Selon une étude réalisée par le groupe ERNST & YOUNG sur les états financiers 2005, plus de 90% des entités en France n'ont pas modifié la méthode d'évaluation de leurs immobilisations corporelles (nécessaires à leur activité) lors du passage aux IFRS. C'est pour dire que certaines normes comptables internationales font l'objet de vives controverses et par conséquent rien ne nous oblige d'appliquer a la lettre les normes IFRS telles quelles sont a l'état brut.

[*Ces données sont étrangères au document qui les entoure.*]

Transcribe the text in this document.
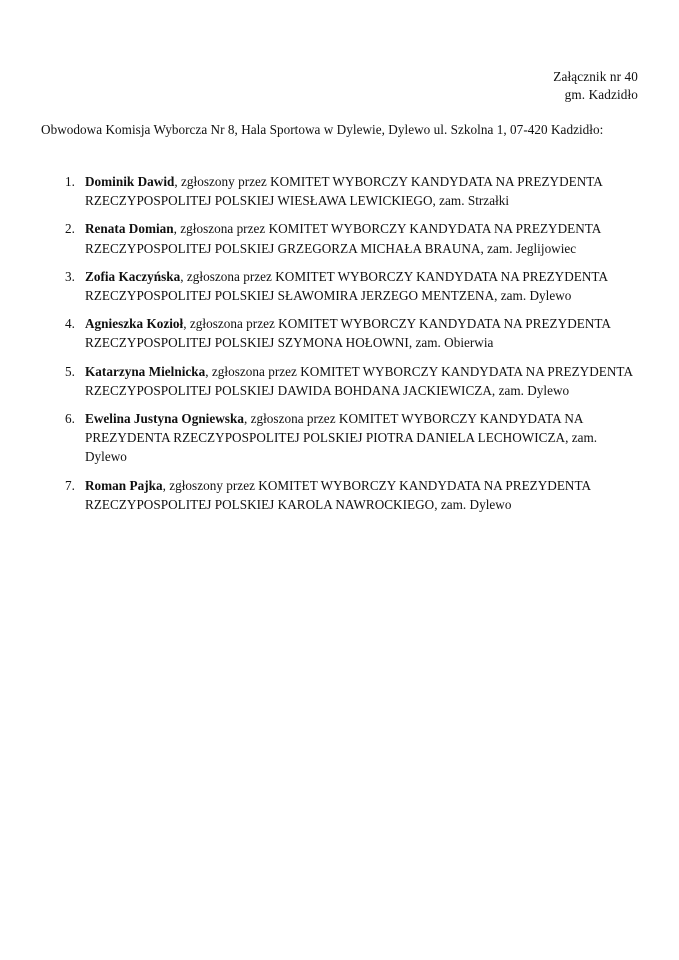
Załącznik nr 40
gm. Kadzidło
Obwodowa Komisja Wyborcza Nr 8, Hala Sportowa w Dylewie, Dylewo ul. Szkolna 1, 07-420 Kadzidło:
1. Dominik Dawid, zgłoszony przez KOMITET WYBORCZY KANDYDATA NA PREZYDENTA RZECZYPOSPOLITEJ POLSKIEJ WIESŁAWA LEWICKIEGO, zam. Strzałki
2. Renata Domian, zgłoszona przez KOMITET WYBORCZY KANDYDATA NA PREZYDENTA RZECZYPOSPOLITEJ POLSKIEJ GRZEGORZA MICHAŁA BRAUNA, zam. Jeglijowiec
3. Zofia Kaczyńska, zgłoszona przez KOMITET WYBORCZY KANDYDATA NA PREZYDENTA RZECZYPOSPOLITEJ POLSKIEJ SŁAWOMIRA JERZEGO MENTZENA, zam. Dylewo
4. Agnieszka Kozioł, zgłoszona przez KOMITET WYBORCZY KANDYDATA NA PREZYDENTA RZECZYPOSPOLITEJ POLSKIEJ SZYMONA HOŁOWNI, zam. Obierwia
5. Katarzyna Mielnicka, zgłoszona przez KOMITET WYBORCZY KANDYDATA NA PREZYDENTA RZECZYPOSPOLITEJ POLSKIEJ DAWIDA BOHDANA JACKIEWICZA, zam. Dylewo
6. Ewelina Justyna Ogniewska, zgłoszona przez KOMITET WYBORCZY KANDYDATA NA PREZYDENTA RZECZYPOSPOLITEJ POLSKIEJ PIOTRA DANIELA LECHOWICZA, zam. Dylewo
7. Roman Pajka, zgłoszony przez KOMITET WYBORCZY KANDYDATA NA PREZYDENTA RZECZYPOSPOLITEJ POLSKIEJ KAROLA NAWROCKIEGO, zam. Dylewo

Il me semble qu'il est utile de penser a élaborer des règles comptables Algériennes qui s'adaptent aux normes comptables internationales mais qui tiennent compte de la finalité noble de l'entreprise qui est celle de la création de richesse, de la reproduction du réinvestissement de la création de l'emploi de la préservation de l'emploi , mais pas un casino qui distribue des bénéfices sans faire de lien avec les fondamentaux de l'économie et par conséquent sans se soucier si l'entreprise a crée réellement de la richesse. A titre d'exemple, les normes IFRS préconisent la présentation des comptes de résultats par fonction cette présentation ne permet pas de mettre en exergue la création de la valeur ajoutée (et par de là la création de richesse) ni de pouvoir faire le rapport avec les frais de personnel ou le chiffre d'affaire. Certes les normes IFRS , n'interdisent pas la présentation du compte de résultat par nature mais l'élaboration de règles comptables et qui soient rendues obligatoires par le code de commerce permet d'éviter des erreurs d'interprétation et l'usage abusif de règles prise ici ou là de façon opportune.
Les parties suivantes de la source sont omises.